One way to accomplish this is by enabling access to subject-matter experts via unified messaging, presence and video conferencing. This access allows your workers increased ability to actually find and gain access to the information they need. Once discovered the information can be added to the workspace for the entire team to use to do their jobs better...and faster.
The truth is that most companies produce silos of information created around areas of expertise. That's the nature of departmental work. You have your contact center silo, your solution area silos, your sales silo and marketing silo, to mention a few. Each of those areas is a concentrated niche of expertise that includes the subject matter experts who can facilitate access and establish context for how the information can best be applied to the project at hand.

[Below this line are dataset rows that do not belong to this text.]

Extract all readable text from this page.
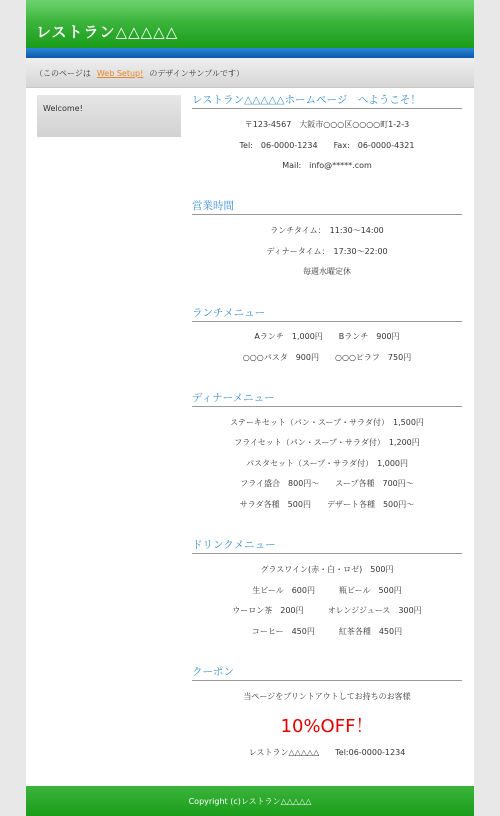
レストラン△△△△△
（このページは Web Setup! のデザインサンプルです）
Welcome!
レストラン△△△△△ホームページ　へようこそ！
〒123-4567　大阪市○○○区○○○○町1-2-3
Tel:　06-0000-1234　　Fax:　06-0000-4321
Mail:　info@*****.com
営業時間
ランチタイム：　11:30～14:00
ディナータイム：　17:30～22:00
毎週水曜定休
ランチメニュー
Aランチ　1,000円　　Bランチ　900円
○○○パスタ　900円　　○○○ピラフ　750円
ディナーメニュー
ステーキセット（パン・スープ・サラダ付）　1,500円
フライセット（パン・スープ・サラダ付）　1,200円
パスタセット（スープ・サラダ付）　1,000円
フライ盛合　800円～　　スープ各種　700円～
サラダ各種　500円　　デザート各種　500円～
ドリンクメニュー
グラスワイン(赤・白・ロゼ)　500円
生ビール　600円　　　瓶ビール　500円
ウーロン茶　200円　　　オレンジジュース　300円
コーヒー　450円　　　紅茶各種　450円
クーポン
当ページをプリントアウトしてお持ちのお客様
10%OFF！
レストラン△△△△△　　Tel:06-0000-1234
Copyright (c)レストラン△△△△△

The inherent problem with a "silo" is that it's limited by how data is accessed and used. Data usually has only one way in and one way out. Based on the demand for access to information that meets a workers' needs at a specific point in time, the better choice may be to improve collaboration across silo boundaries.
Perhaps harnessing your existing information silos via unified communications and collaboration is a more compelling and economically feasible approach than attempting to merge all of your information islands together while struggling to maintain the integrity of the data simultaneously.
What do you think?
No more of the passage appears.